LUNAR webinar, 18th Nov. 2011

Kurt Weiler, NRL

40 Years of Radio Astronomy from Space and the Moon

Recording: http://connect.arc.nasa.gov/p16jb93ps6d/

Abstract

While I hardly think that George Santayana's statement: "Those who cannot remember the past are condemned to repeat it." applies to research or space programs, I still think it is interesting and fun (at least to me) to look back at the many concepts and ideas that have been put forward for allowing my favorite field, radio astronomy, to "slip the surly bonds of Earth (John Gillespie Magee, Jr.)." Unfortunately, at present those bonds, as well as the funding agencies, seem particularly "surly."

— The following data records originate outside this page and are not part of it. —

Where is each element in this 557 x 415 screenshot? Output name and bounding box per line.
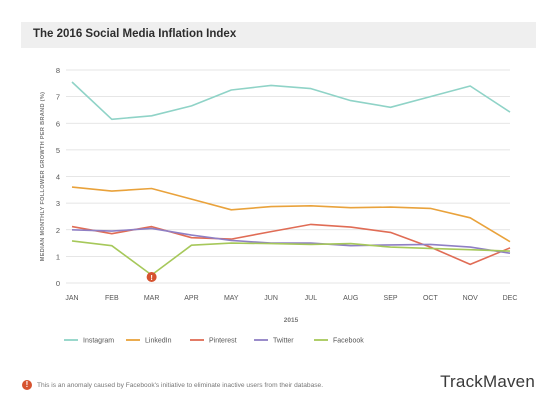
series-line-pinterest <box>71 223 511 266</box>
footnote: ! This is an anomaly caused by Facebook'… <box>22 378 323 392</box>
x-tick-label: JAN <box>65 295 78 302</box>
y-tick-label: 4 <box>56 173 60 182</box>
annotation-marker <box>146 272 157 283</box>
series-line-linkedin <box>71 186 511 243</box>
legend-label-pinterest: Pinterest <box>209 338 237 345</box>
legend-label-linkedin: LinkedIn <box>145 338 172 345</box>
y-tick-label: 5 <box>56 146 60 155</box>
footnote-text: This is an anomaly caused by Facebook's … <box>37 381 324 389</box>
legend-label-instagram: Instagram <box>83 338 114 345</box>
y-tick-label: 8 <box>56 66 60 75</box>
chart-title: The 2016 Social Media Inflation Index <box>33 28 237 40</box>
legend-label-facebook: Facebook <box>333 338 364 345</box>
x-tick-label: OCT <box>423 295 439 302</box>
footnote-marker: ! <box>22 380 32 390</box>
x-tick-label: AUG <box>343 295 358 302</box>
legend-label-twitter: Twitter <box>273 338 294 345</box>
x-tick-label: NOV <box>463 295 479 302</box>
x-tick-label: JUN <box>264 295 278 302</box>
x-tick-label: APR <box>184 295 198 302</box>
y-tick-label: 6 <box>56 119 60 128</box>
x-tick-label: JUL <box>305 295 318 302</box>
series-line-twitter <box>71 227 511 254</box>
y-axis-label: MEDIAN MONTHLY FOLLOWER GROWTH PER BRAND… <box>40 92 46 262</box>
chart-header: The 2016 Social Media Inflation Index <box>21 22 536 48</box>
y-tick-label: 1 <box>56 252 60 261</box>
x-tick-label: FEB <box>105 295 119 302</box>
y-tick-label: 3 <box>56 199 60 208</box>
y-tick-label: 0 <box>56 279 60 288</box>
annotation-marker-label: ! <box>150 273 153 282</box>
trackmaven-logo: TrackMaven <box>440 372 535 391</box>
series-line-facebook <box>71 240 511 276</box>
y-tick-label: 7 <box>56 93 60 102</box>
x-axis-label: 2015 <box>284 317 299 324</box>
x-tick-label: MAY <box>224 295 239 302</box>
y-tick-label: 2 <box>56 226 60 235</box>
x-tick-label: SEP <box>384 295 398 302</box>
x-tick-label: DEC <box>503 295 518 302</box>
series-line-instagram <box>71 81 511 121</box>
x-tick-label: MAR <box>144 295 160 302</box>
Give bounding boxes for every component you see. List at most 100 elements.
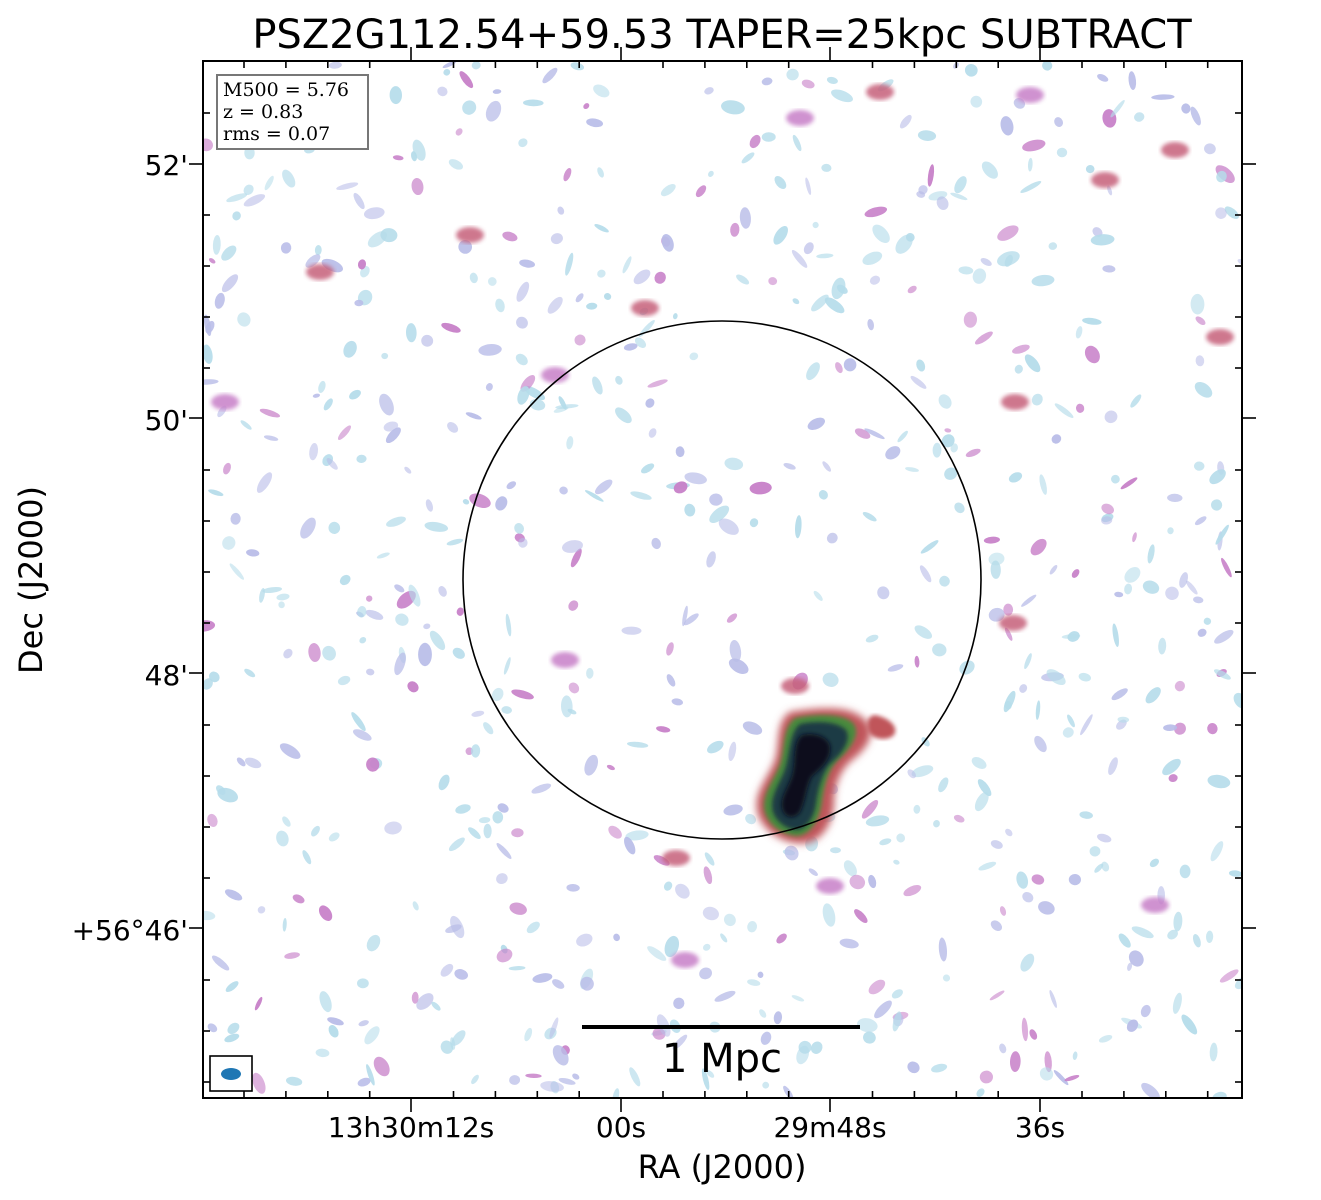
noise-blob	[1024, 653, 1032, 670]
noise-blob	[429, 630, 446, 651]
noise-blob	[515, 353, 528, 366]
ra-tick-label: 13h30m12s	[328, 1111, 495, 1144]
beam-ellipse	[221, 1068, 241, 1080]
noise-blob	[229, 563, 244, 580]
noise-blob	[944, 467, 958, 480]
noise-blob	[259, 408, 281, 418]
noise-blob	[495, 496, 508, 511]
noise-knot	[541, 367, 569, 383]
noise-blob	[971, 757, 987, 769]
noise-blob	[519, 259, 536, 268]
noise-blob	[760, 1031, 772, 1045]
noise-blob	[854, 428, 871, 439]
noise-blob	[932, 442, 942, 458]
noise-blob	[292, 894, 305, 904]
noise-blob	[666, 674, 676, 687]
info-rms: rms = 0.07	[223, 123, 330, 145]
noise-blob	[824, 297, 845, 314]
noise-blob	[318, 905, 333, 921]
noise-blob	[1004, 627, 1013, 641]
noise-blob	[366, 668, 375, 676]
noise-blob	[675, 883, 690, 899]
noise-blob	[524, 1027, 533, 1042]
noise-blob	[972, 268, 987, 284]
noise-blob	[645, 398, 655, 408]
noise-blob	[988, 552, 1005, 566]
noise-blob	[849, 874, 866, 890]
noise-blob	[818, 490, 828, 500]
noise-blob	[1098, 1035, 1113, 1043]
noise-blob	[1192, 934, 1201, 948]
noise-blob	[1117, 716, 1130, 723]
noise-blob	[214, 292, 225, 309]
noise-blob	[562, 540, 583, 553]
noise-blob	[542, 67, 558, 84]
noise-blob	[381, 352, 389, 360]
noise-blob	[359, 636, 367, 644]
noise-blob	[394, 652, 406, 676]
noise-blob	[471, 1074, 479, 1085]
noise-blob	[907, 769, 916, 779]
noise-knot	[999, 615, 1027, 631]
noise-blob	[664, 935, 680, 958]
noise-blob	[728, 658, 749, 674]
noise-blob	[822, 672, 839, 687]
noise-blob	[280, 242, 292, 254]
noise-blob	[1107, 185, 1113, 196]
noise-blob	[262, 586, 283, 594]
noise-blob	[448, 159, 463, 170]
noise-blob	[997, 225, 1019, 241]
noise-blob	[629, 1067, 641, 1087]
noise-blob	[1193, 596, 1204, 604]
noise-blob	[1114, 591, 1124, 598]
noise-blob	[1207, 723, 1218, 735]
noise-blob	[757, 971, 764, 978]
noise-blob	[1035, 700, 1041, 720]
noise-blob	[518, 537, 528, 548]
noise-blob	[485, 383, 493, 391]
noise-blob	[282, 169, 296, 188]
noise-blob	[1228, 870, 1242, 877]
noise-blob	[792, 134, 802, 152]
noise-blob	[509, 1075, 521, 1085]
noise-blob	[547, 296, 563, 314]
noise-blob	[1215, 207, 1227, 219]
noise-blob	[1174, 680, 1185, 692]
noise-blob	[328, 61, 342, 69]
noise-blob	[1126, 1019, 1139, 1032]
noise-blob	[1005, 828, 1013, 837]
noise-blob	[867, 318, 875, 331]
noise-blob	[603, 293, 612, 300]
noise-blob	[1140, 1004, 1151, 1018]
noise-blob	[421, 334, 434, 347]
noise-blob	[708, 170, 714, 177]
noise-blob	[365, 609, 384, 620]
noise-blob	[896, 833, 906, 843]
noise-blob	[525, 1073, 542, 1079]
noise-blob	[491, 687, 504, 702]
noise-blob	[468, 827, 481, 839]
noise-blob	[523, 99, 544, 107]
noise-blob	[496, 948, 513, 963]
noise-blob	[487, 277, 497, 286]
noise-blob	[1067, 714, 1075, 728]
ra-tick-label: 36s	[1015, 1111, 1065, 1144]
noise-blob	[784, 845, 799, 861]
noise-blob	[1021, 594, 1037, 607]
noise-blob	[384, 821, 402, 835]
noise-blob	[438, 586, 447, 597]
noise-blob	[1071, 569, 1080, 578]
noise-blob	[451, 1030, 466, 1046]
noise-blob	[1124, 567, 1141, 583]
noise-blob	[980, 257, 992, 267]
noise-blob	[1163, 724, 1178, 732]
noise-blob	[1003, 603, 1014, 616]
noise-blob	[1042, 61, 1053, 71]
noise-blob	[440, 963, 454, 977]
noise-blob	[747, 921, 758, 933]
noise-blob	[1014, 364, 1023, 374]
noise-blob	[322, 645, 336, 661]
noise-blob	[353, 192, 365, 210]
noise-blob	[865, 815, 890, 827]
noise-blob	[366, 757, 380, 772]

However, let me look back over the history of space-based and Moon-based concepts and plans since the late 1960s and early 1970s (my stated span of ∼40 years) from the successfully launched and operated Radio Astronomy Explorers (RAE A & B) to the newest concepts for the Radio Observatory for Lunar Sortie Science (ROLSS) and the Dark Ages Lunar Interferometer/Lunar Array for Radio Cosmology (DALI/LARC).

The deep science questions to be explored at frequencies below the Earth's ionospheric cutoff (∼<10 MHz) or shielded from the Earth's pervasive radio interference (back-side of the Moon) have been explored in great depth and detail and with outstanding competence by others, so I will only try to give a broad-brush description of many of the concepts that have come before.

Even though I have been personally involved with a lot of the concepts over the past ∼25 years and am still waiting for one to "fly," I remain optimistic for the future.